When my alarm went off what felt like 30 seconds later, I already had the first inklings of a headache. I asked Sophie if she could go to work and deal with helping Karen reschedule appointments, and to my relief, she did.
“Take care of yourself, ok? You should probably get a lawyer.”
I shook my head. “No, it’s ok. I don’t think I need one, yet. I won’t answer anything I’m not comfortable answering, don’t worry. Besides, I didn’t do anything, remember?”
“Yeah, but people like that don’t always care about the truth,” Sophie told me, concern in her eyes. I smiled. Sophie and I might fight like children about 99 percent of the time, but it was when things got tough that I knew she always had my back. I reassured her that I’d be fine, and headed out the door to drive to Wawnee.
On the way I stopped by Betty’s Café to grab a vanilla latte to go. I was definitely going to need the energy today. I parked the car in front of the store, and as I opened the door I just about ran into a guy leaving.
“Oh!” I exclaimed. “I’m so sorry!”
The guy managed to keep the two coffees and bag of cookies he was holding upright, then smiled at me. He was tall, with light brown hair and a clean shaven face, and strangely for Willow Bay, was wearing a full suit in the middle of summer. Willow Bay as a whole had a business-casual-at-most kind of dress code, even among professionals. This guy must have come down from Portland.
“No problem,” he told me, flashing me a smile. “Always good to get run into by a pretty lady first thing in the morning.”
Maybe it was because I was already in a bad mood, but I had absolutely no desire to be hit on by a random stranger this early in the morning, so I just smiled blankly back at him and went into the café.
“Hi, Angela,” Betty greeted me, far too cheerfully for this early in the morning. “What can I get you?”
“The biggest vanilla latte you can make me to go, please,” I ordered.
“That kind of day, is it?” Betty asked, stepping over to the coffee machine while I grabbed some cash out of my wallet.
“Definitely that kind of day.”
“Well, I hope it get
s better for you,” Betty told me as I traded her my cash for the coffee.
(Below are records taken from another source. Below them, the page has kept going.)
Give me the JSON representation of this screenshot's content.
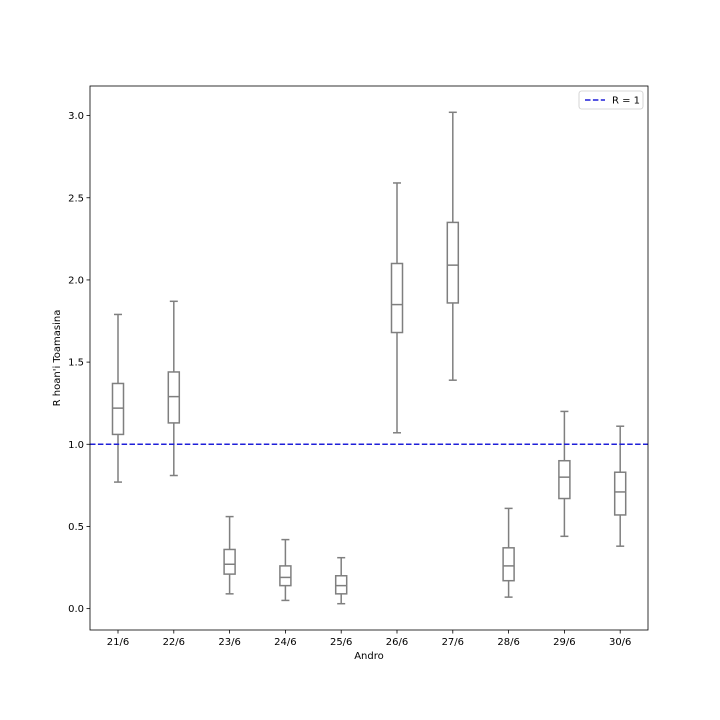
{
  "chart_data": {
    "type": "boxplot",
    "title": "",
    "xlabel": "Andro",
    "ylabel": "R hoan'i Toamasina",
    "categories": [
      "21/6",
      "22/6",
      "23/6",
      "24/6",
      "25/6",
      "26/6",
      "27/6",
      "28/6",
      "29/6",
      "30/6"
    ],
    "boxes": [
      {
        "whislo": 0.77,
        "q1": 1.06,
        "med": 1.22,
        "q3": 1.37,
        "whishi": 1.79
      },
      {
        "whislo": 0.81,
        "q1": 1.13,
        "med": 1.29,
        "q3": 1.44,
        "whishi": 1.87
      },
      {
        "whislo": 0.09,
        "q1": 0.21,
        "med": 0.27,
        "q3": 0.36,
        "whishi": 0.56
      },
      {
        "whislo": 0.05,
        "q1": 0.14,
        "med": 0.19,
        "q3": 0.26,
        "whishi": 0.42
      },
      {
        "whislo": 0.03,
        "q1": 0.09,
        "med": 0.14,
        "q3": 0.2,
        "whishi": 0.31
      },
      {
        "whislo": 1.07,
        "q1": 1.68,
        "med": 1.85,
        "q3": 2.1,
        "whishi": 2.59
      },
      {
        "whislo": 1.39,
        "q1": 1.86,
        "med": 2.09,
        "q3": 2.35,
        "whishi": 3.02
      },
      {
        "whislo": 0.07,
        "q1": 0.17,
        "med": 0.26,
        "q3": 0.37,
        "whishi": 0.61
      },
      {
        "whislo": 0.44,
        "q1": 0.67,
        "med": 0.8,
        "q3": 0.9,
        "whishi": 1.2
      },
      {
        "whislo": 0.38,
        "q1": 0.57,
        "med": 0.71,
        "q3": 0.83,
        "whishi": 1.11
      }
    ],
    "reference_line": {
      "y": 1.0,
      "label": "R = 1",
      "color": "#1f1fd8",
      "style": "dashed"
    },
    "ylim": [
      -0.13,
      3.18
    ],
    "yticks": [
      0.0,
      0.5,
      1.0,
      1.5,
      2.0,
      2.5,
      3.0
    ],
    "ytick_labels": [
      "0.0",
      "0.5",
      "1.0",
      "1.5",
      "2.0",
      "2.5",
      "3.0"
    ],
    "grid": false,
    "legend_position": "top-right",
    "colors": {
      "box": "#7f7f7f",
      "reference": "#1f1fd8",
      "axes": "#000000"
    }
  }
}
She handed me back my change and I said goodbye, heading back to my car, ready for the twenty minute drive to Wawnee for another interrogation.
* * *
When I got to the police station, I introduced myself to the bored-looking receptionist, who motioned for me to sit down on one of the plastic chairs on the other side of the room. I saw Ellie there, her eyes red, and her hand being held by someone I didn’t recognize. As soon as Ellie saw me, though, she gave me a small smile, motioning for me to come sit with her.
“How are you holding up?” I asked her. “I’m so sorry about your mom.”
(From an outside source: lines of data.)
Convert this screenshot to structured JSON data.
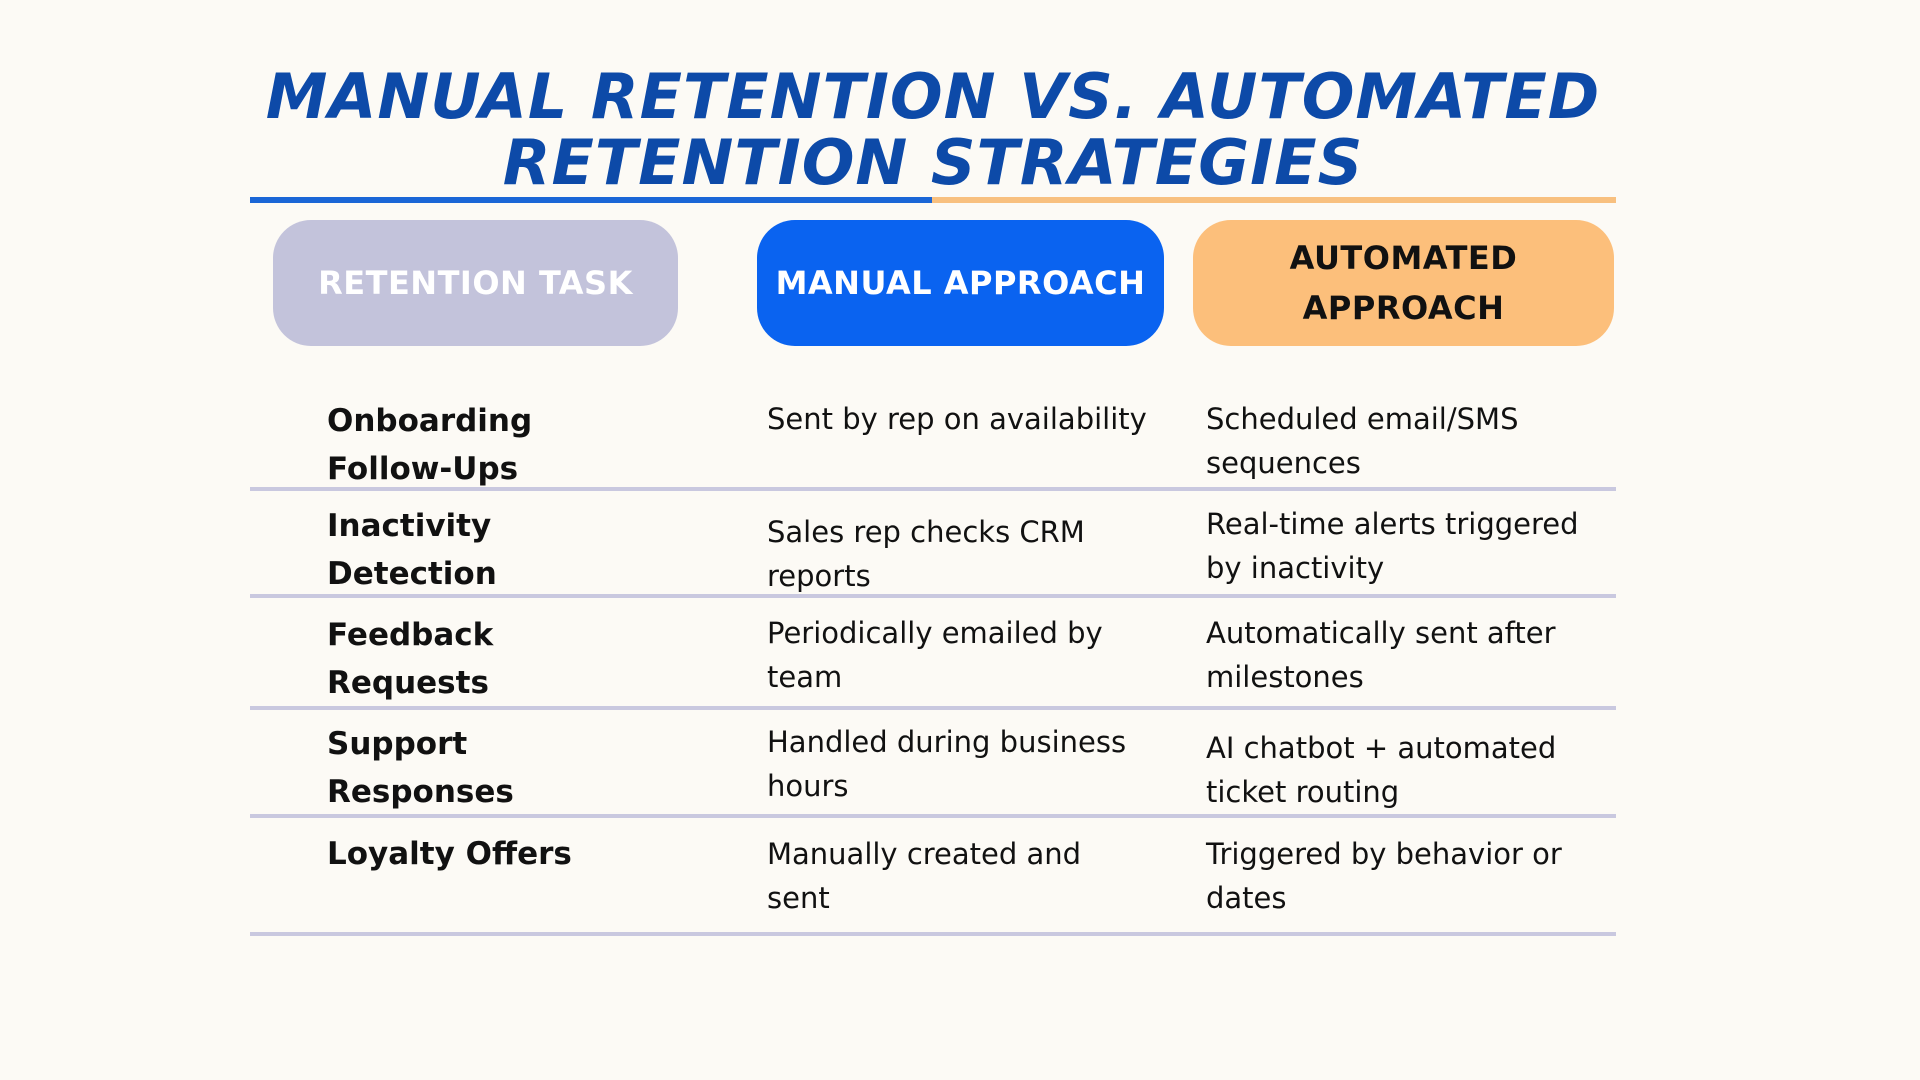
{
  "title": "MANUAL RETENTION VS. AUTOMATED RETENTION STRATEGIES",
  "colors": {
    "background": "#fcfaf5",
    "title": "#0d4aa8",
    "title_line_blue": "#1a66d6",
    "title_line_orange": "#f8c07f",
    "task_header_bg": "#c3c3db",
    "task_header_text": "#ffffff",
    "manual_header_bg": "#0a63f0",
    "manual_header_text": "#ffffff",
    "auto_header_bg": "#fcbf7b",
    "auto_header_text": "#111111",
    "divider": "#c9c8df",
    "body_text": "#111111"
  },
  "headers": {
    "task": "RETENTION TASK",
    "manual": "MANUAL APPROACH",
    "automated": "AUTOMATED APPROACH"
  },
  "rows": [
    {
      "task": "Onboarding Follow-Ups",
      "manual": "Sent by rep on availability",
      "automated": "Scheduled email/SMS sequences"
    },
    {
      "task": "Inactivity Detection",
      "manual": "Sales rep checks CRM reports",
      "automated": "Real-time alerts triggered by inactivity"
    },
    {
      "task": "Feedback Requests",
      "manual": "Periodically emailed by team",
      "automated": "Automatically sent after milestones"
    },
    {
      "task": "Support Responses",
      "manual": "Handled during business hours",
      "automated": "AI chatbot + automated ticket routing"
    },
    {
      "task": "Loyalty Offers",
      "manual": "Manually created and sent",
      "automated": "Triggered by behavior or dates"
    }
  ]
}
“Thanks,” Ellie replied. “I’m doing ok. It’s hard though, you know? I mean, I knew her health wasn’t great, and I knew the doctor didn’t want her to keep eating the way she did, but at the same time, you’re never really prepared for this sort of thing.”
“I know,” I told her softly. “Believe me, I understand completely.” I was very young when my parents died, but the knowledge that they were ripped away from Charlotte and I so suddenly still stayed with me to this day.
“I just don’t know how to go on,” Ellie continued. “Mom did everything for me. I know it’s embarrassing to admit. After all, I’m nineteen years old. But she wouldn’t let me do a lot of things. I don’t even know how to do a load of laundry, for God’s sake, how am I supposed to go on?” Ellie started to cry, and the woman next to her stroked her hand while making soft, comforting noises.
“It’s ok Ellie, it’s going to be ok. I’ll help you get through this.”
“Thanks, Polly,” Ellie told the woman. Suddenly, she realized the two of us didn’t know each other.
“Oh, Angela, this is Polly. She was my mom’s best friend. She was at the house yesterday, too, but she stayed inside the whole time.”
I shook the lady’s hand. It was a soft handshake. Polly had a nice, slightly haggard face; she had obviously led a life of hard work with more than her fair share of disappointment, but I felt like despite all that she was still a happy person.